Outro argumento recorrente — e enganador — é o de que a legalização do aborto leva a um aumento do número de interrupções. Na realidade, a tendência em Portugal tem sido de diminuição contínua no número de IVGs desde a aprovação da lei, com a exceção de 2022. Ainda assim, os números atuais continuam abaixo dos registados antes da despenalização. Ou seja, paradoxalmente, quem clama por defender a vida estaria a propor o fim de uma lei que, precisamente, contribuiu para reduzir o número de abortos.

“Não podemos permitir que o espaço público volte a ser dominado por quem quer atirar as mulheres para a clandestinidade e para o sofrimento.”

Por fim, infelizmente, o debate sobre a Interrupção Voluntária da Gravidez não está encerrado.
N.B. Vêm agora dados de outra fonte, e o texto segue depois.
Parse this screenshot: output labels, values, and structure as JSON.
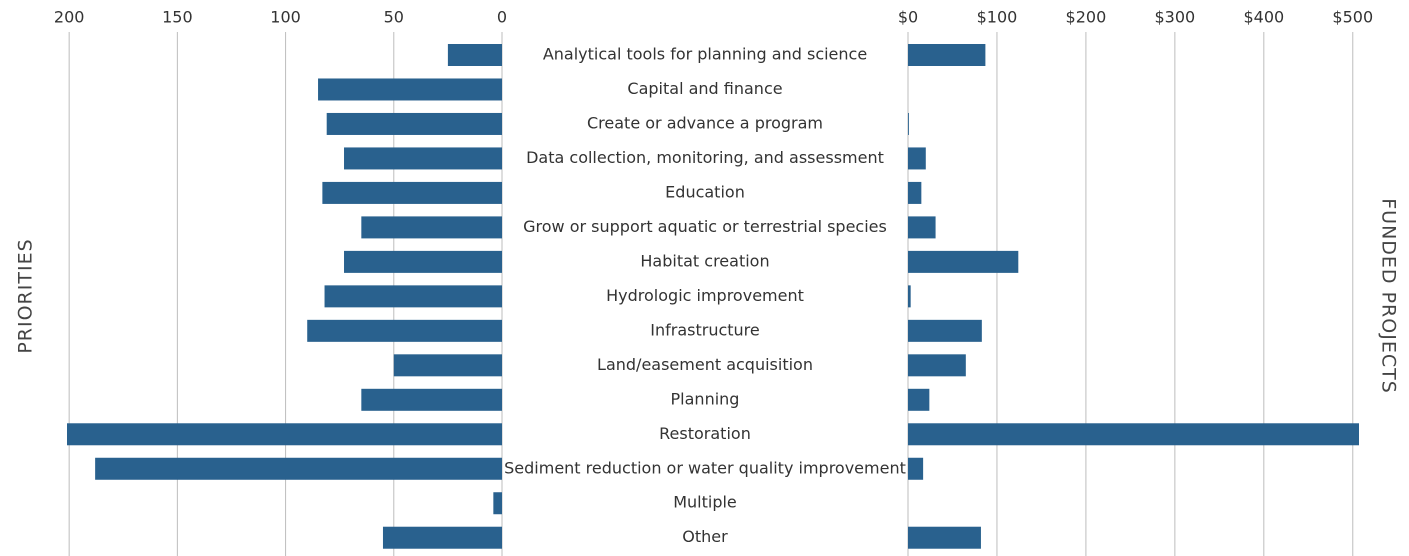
{
  "chart_data": [
    {
      "type": "bar",
      "orientation": "horizontal",
      "x_reversed": true,
      "axis_title": "PRIORITIES",
      "categories": [
        "Analytical tools for planning and science",
        "Capital and finance",
        "Create or advance a program",
        "Data collection, monitoring, and assessment",
        "Education",
        "Grow or support aquatic or terrestrial species",
        "Habitat creation",
        "Hydrologic improvement",
        "Infrastructure",
        "Land/easement acquisition",
        "Planning",
        "Restoration",
        "Sediment reduction or water quality improvement",
        "Multiple",
        "Other"
      ],
      "values": [
        25,
        85,
        81,
        73,
        83,
        65,
        73,
        82,
        90,
        50,
        65,
        201,
        188,
        4,
        55
      ],
      "color": "#29618e",
      "xlim": [
        0,
        201
      ],
      "xticks": [
        200,
        150,
        100,
        50,
        0
      ],
      "grid": true
    },
    {
      "type": "bar",
      "orientation": "horizontal",
      "x_reversed": false,
      "axis_title": "FUNDED PROJECTS",
      "values": [
        87,
        0,
        1,
        20,
        15,
        31,
        124,
        3,
        83,
        65,
        24,
        507,
        17,
        0,
        82
      ],
      "color": "#29618e",
      "xlim": [
        0,
        507
      ],
      "xticks": [
        {
          "value": 0,
          "label": "$0"
        },
        {
          "value": 100,
          "label": "$100"
        },
        {
          "value": 200,
          "label": "$200"
        },
        {
          "value": 300,
          "label": "$300"
        },
        {
          "value": 400,
          "label": "$400"
        },
        {
          "value": 500,
          "label": "$500"
        }
      ],
      "grid": true
    }
  ]
}
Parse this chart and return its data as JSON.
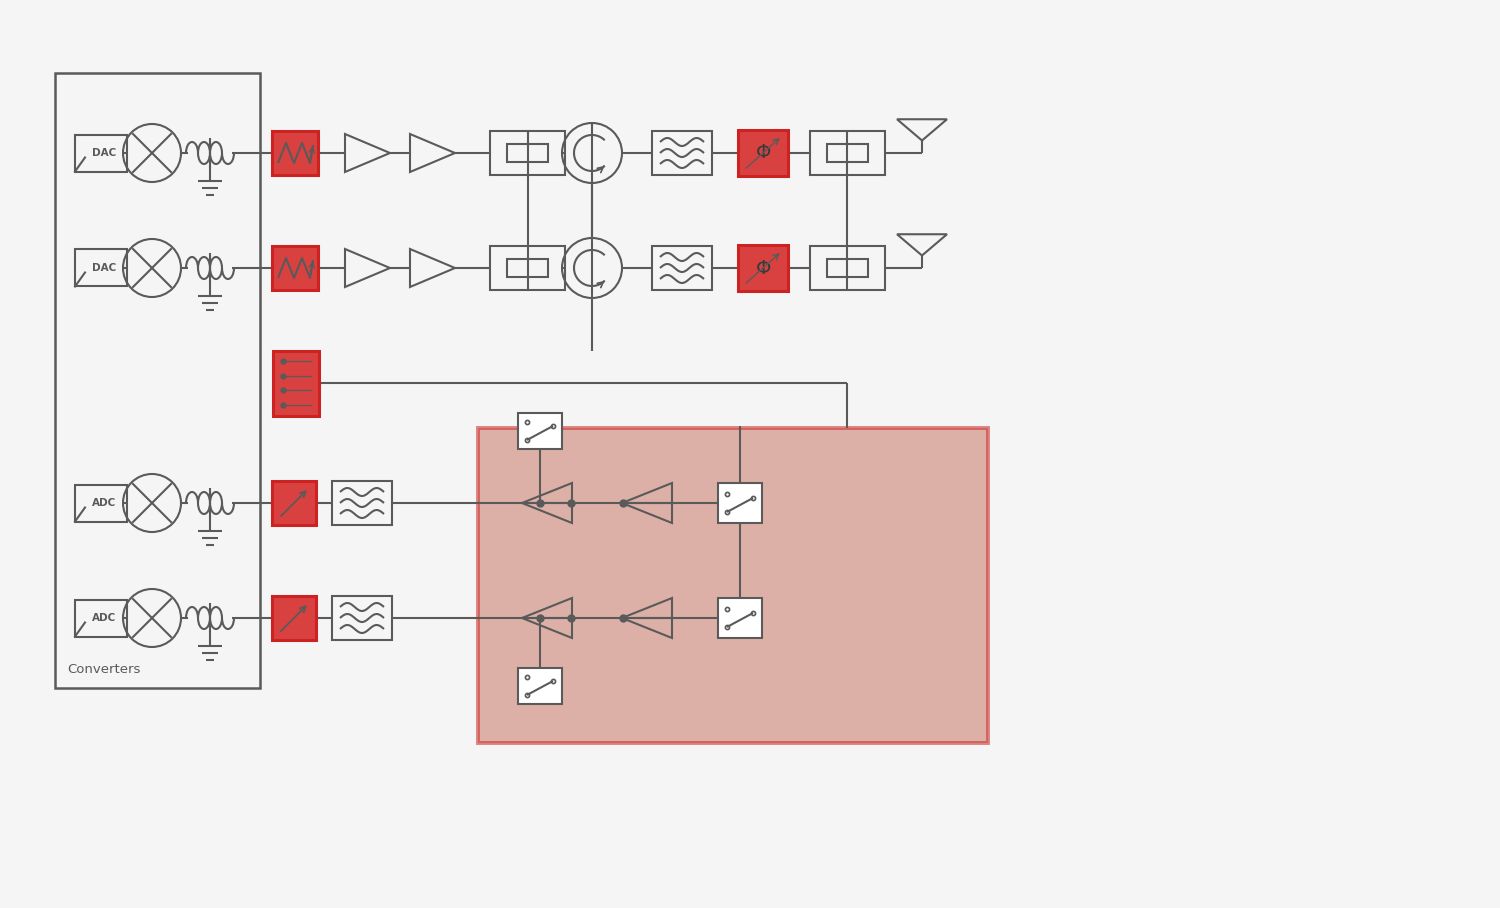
{
  "bg_color": "#f5f5f5",
  "dark_gray": "#5a5a5a",
  "red_fill": "#d94040",
  "red_border": "#cc2222",
  "red_bg_color": "#c87868",
  "red_bg_alpha": 0.55,
  "converters_label": "Converters",
  "fig_w": 15.0,
  "fig_h": 9.08,
  "xlim": [
    0,
    15.0
  ],
  "ylim": [
    0,
    9.08
  ]
}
E não podemos permitir que o espaço público volte a ser dominado por quem quer atirar as mulheres para a clandestinidade e para o sofrimento. A melhor forma de resistir não é o silêncio, nem a censura — é falar. Falar sobre as vidas salvas pela despenalização. Sobre o fim das mortes maternas em Portugal devido a abortos inseguros. Resistir é não deixar que nos façam esquecer do sofrimentos das mulheres. E a melhor arma é levantarmos a voz e falar das vidas salvas por todos os portugueses que votaram Sim no referendo de 2007.

Sugestões do cronista:

Para quem quiser aprofundar este debate e refletir sobre o papel da cultura na resistência política e social, deixo duas sugestões. 

A primeira é a exposição Entre os Dentes, na Fundação Calouste Gulbenkian, no Centro de Arte Moderna. Uma mostra que reúne obras de Paula Rego e Adriana Varejão, incluindo algumas das icónicas pinturas da série “Untitled: The Abortion Series” de Paula Rego. Ver estes trabalhos ao vivo, no espaço certo, é uma experiência visceral e urgente, especialmente no contexto atual em que o debate sobre a IVG volta a ganhar força.

A segunda sugestão é recuperar o vídeo original da campanha “Assim Não”, onde Marcelo Rebelo de Sousa, na altura defensor do “Não” no referendo de 2007, argumentava que a lei portuguesa permitiria a uma mulher abortar apenas porque “sim” ou devido a uma ligeira depressão. Um registo que vale a pena rever, pois revela bem a forma como, na época, se procurava descredibilizar a autonomia e a saúde mental das mulheres. Ver para crer.

Por último, recomendo vivamente o filme “Sirat“, de Oliver Taxe. Uma das experiências audiovisuais mais marcantes que tive em sala de cinema. Desde os primeiros minutos, mergulhamos numa rave tecno em pleno deserto de Marrocos, para depois acompanharmos a viagem de um pai desesperado à procura da sua filha por paisagens áridas e deslumbrantes. “Sirat” é um filme que precisa de ser visto no cinema — a sua essência e intenção perdem-se completamente num ecrã de computador.